Anthropic’s Claude 3.5 Sonnet: How to Look at a Screen and Work on a Computer for Efficient Computation and Tool Use
The updated Claude 3.5 Sonnet shows wide-ranging improvements on industry benchmarks, with particularly strong gains in agentic coding and tool use tasks. The performance of swe-bench verified improves from 33.4% to 49.0%, scoring higher than all publicly available models. It increases the performance of the TAU-bench, an agentic tool use task, from 62.6% to 69.2% in the retail domain, and from 36.6% to 41.6% in the more challenging airline domain.
Meanwhile, Anthropic says its new Claude 3.5 Sonnet model has improvements in many benchmarks and is offered to customers at the same price and speed as its predecessor:
Also, this version of Claude has apparently been told to steer clear of social media, with “measures to monitor when Claude is asked to engage in election-related activity, as well as systems for nudging Claude away from activities like generating and posting content on social media, registering web domains, or interacting with government websites.”
There are many actions that people routinely do with computers (dragging, zooming, and so on) that Claude can’t yet attempt. The “flipbook” nature of Claude’s view of the screen—taking screenshots and piecing them together, rather than observing a more granular video stream—means that it can miss short-lived actions or notifications.
Computer use can becumbersome and error-prone, according to Anthropic. The company says that it is releasing computer use early for feedback from the developers, and expects the capability to improve rapidly over time.
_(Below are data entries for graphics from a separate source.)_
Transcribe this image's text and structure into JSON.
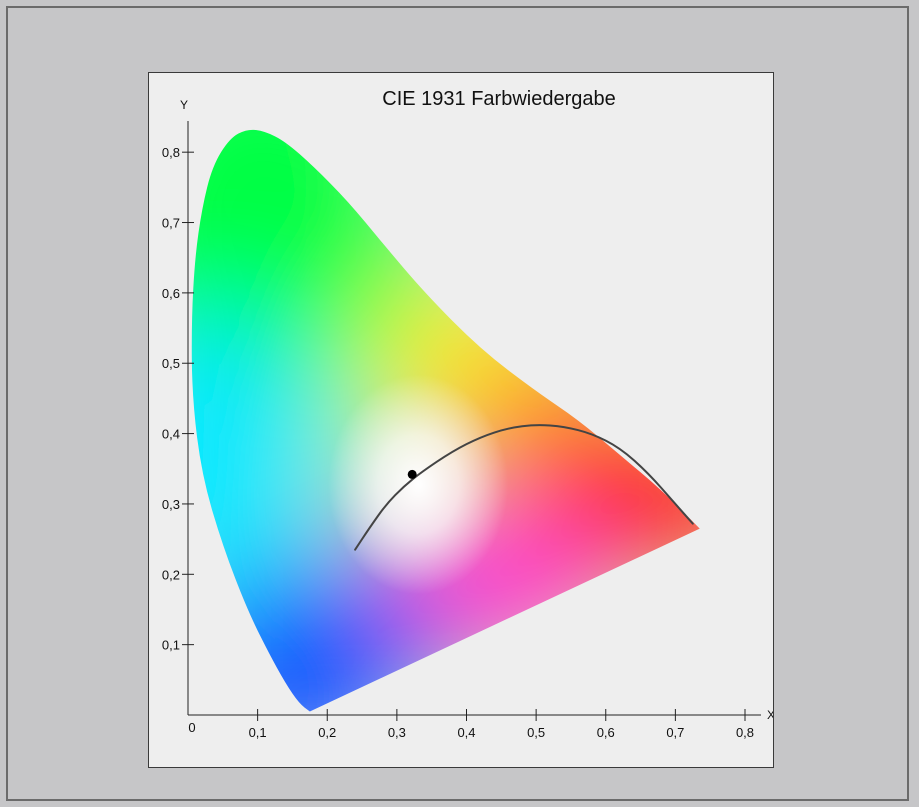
{
  "chart_data": {
    "type": "diagram",
    "title": "CIE 1931 Farbwiedergabe",
    "xlabel": "X",
    "ylabel": "Y",
    "xlim": [
      0,
      0.8
    ],
    "ylim": [
      0,
      0.85
    ],
    "origin_label": "0",
    "x_ticks": [
      {
        "value": 0.1,
        "label": "0,1"
      },
      {
        "value": 0.2,
        "label": "0,2"
      },
      {
        "value": 0.3,
        "label": "0,3"
      },
      {
        "value": 0.4,
        "label": "0,4"
      },
      {
        "value": 0.5,
        "label": "0,5"
      },
      {
        "value": 0.6,
        "label": "0,6"
      },
      {
        "value": 0.7,
        "label": "0,7"
      },
      {
        "value": 0.8,
        "label": "0,8"
      }
    ],
    "y_ticks": [
      {
        "value": 0.1,
        "label": "0,1"
      },
      {
        "value": 0.2,
        "label": "0,2"
      },
      {
        "value": 0.3,
        "label": "0,3"
      },
      {
        "value": 0.4,
        "label": "0,4"
      },
      {
        "value": 0.5,
        "label": "0,5"
      },
      {
        "value": 0.6,
        "label": "0,6"
      },
      {
        "value": 0.7,
        "label": "0,7"
      },
      {
        "value": 0.8,
        "label": "0,8"
      }
    ],
    "spectral_locus": [
      [
        0.175,
        0.005
      ],
      [
        0.16,
        0.016
      ],
      [
        0.14,
        0.045
      ],
      [
        0.115,
        0.09
      ],
      [
        0.085,
        0.15
      ],
      [
        0.05,
        0.24
      ],
      [
        0.02,
        0.34
      ],
      [
        0.006,
        0.45
      ],
      [
        0.005,
        0.56
      ],
      [
        0.01,
        0.65
      ],
      [
        0.02,
        0.72
      ],
      [
        0.035,
        0.78
      ],
      [
        0.06,
        0.82
      ],
      [
        0.085,
        0.833
      ],
      [
        0.11,
        0.83
      ],
      [
        0.14,
        0.815
      ],
      [
        0.18,
        0.78
      ],
      [
        0.23,
        0.73
      ],
      [
        0.28,
        0.67
      ],
      [
        0.34,
        0.6
      ],
      [
        0.42,
        0.52
      ],
      [
        0.5,
        0.46
      ],
      [
        0.56,
        0.42
      ],
      [
        0.62,
        0.37
      ],
      [
        0.68,
        0.32
      ],
      [
        0.735,
        0.265
      ]
    ],
    "planckian_locus": [
      [
        0.24,
        0.235
      ],
      [
        0.26,
        0.265
      ],
      [
        0.285,
        0.3
      ],
      [
        0.31,
        0.325
      ],
      [
        0.335,
        0.345
      ],
      [
        0.38,
        0.375
      ],
      [
        0.42,
        0.395
      ],
      [
        0.46,
        0.408
      ],
      [
        0.5,
        0.413
      ],
      [
        0.54,
        0.41
      ],
      [
        0.58,
        0.4
      ],
      [
        0.62,
        0.38
      ],
      [
        0.66,
        0.345
      ],
      [
        0.7,
        0.3
      ],
      [
        0.725,
        0.272
      ]
    ],
    "white_point": {
      "x": 0.322,
      "y": 0.342
    },
    "colors": {
      "background": "#c6c6c8",
      "panel": "#eeeeee",
      "locus_line": "#444444",
      "point": "#000000",
      "red": "#ff0000",
      "green": "#00ff44",
      "blue": "#0050ff",
      "white_center": "#ffffff"
    }
  }
}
Microsoft’s Copilot Vision feature and OpenAI’s desktop app for ChatGPT have demonstrated what their artificial intelligence tools can do when viewed from a computer screen. They haven’t released tools that will be ready to click around and perform tasks for you like this. Rabbit promised similar capabilities for its R1, which it has yet to deliver.
Anthropic has a new feature in its Claude 3.5 Sonnet AI model that lets you control a computer by looking at the screen, moving a mouse or keyboard, and typing. The new feature, called “Computer use,” is available on the API and allows developers to direct Claude to work on a computer like a human does.
It took a while for people to get used to the idea of a computer that does things for them. The next leap into the unknown may involve trusting artificial intelligence to take over our computers, too.
“I think we’re going to enter into a new era where a model can use all of the tools that you use as a person to get tasks done,” says Jared Kaplan, chief science officer at Anthropic and an associate professor at Johns Hopkins University.
Kaplan showed WIRED a prerecorded demo in which an “agentic”—or tool-using—version of Claude had been asked to help plan an outing to see the sunrise at the Golden Gate Bridge with a friend. Claude used the Chrome web browser and a calendar app to find out about the ideal viewing spot and optimal time to be there, then created an event and shared it with a friend. Further instructions, such as what route to take to get there in the least amount of time, were not included.
Claude was asked to build a website to promote himself during the second demo. In a surreal moment, the model inputted a text prompt into its own web interface to generate the necessary code. It then used Visual Studio Code, a popular code editor developed by Microsoft, to write a simple website, and opened a text terminal to spin up a simple web server to test the site. The website offered a decent, 1990s-themed landing page for the AI model. When the user asked it to fix a problem on the website, the model returned to the editor and deleted the offending code.
Mike Krieger, chief product officer at Anthropic, says the company hopes that so-called AI agents will automate routine office tasks and free people up to be more productive in other areas. “What would you do if you got rid of a bunch of hours of copy and pasting or whatever you end up doing?” He said so. I’d try to play more guitar.
Anthropic is making the agentic abilities available through its application programming interface (API) for its most powerful multimodal large language model, Claude 3.5 Sonnet, from today. Claude 3.5 Haiku was announced as the new and improved version of the smaller model.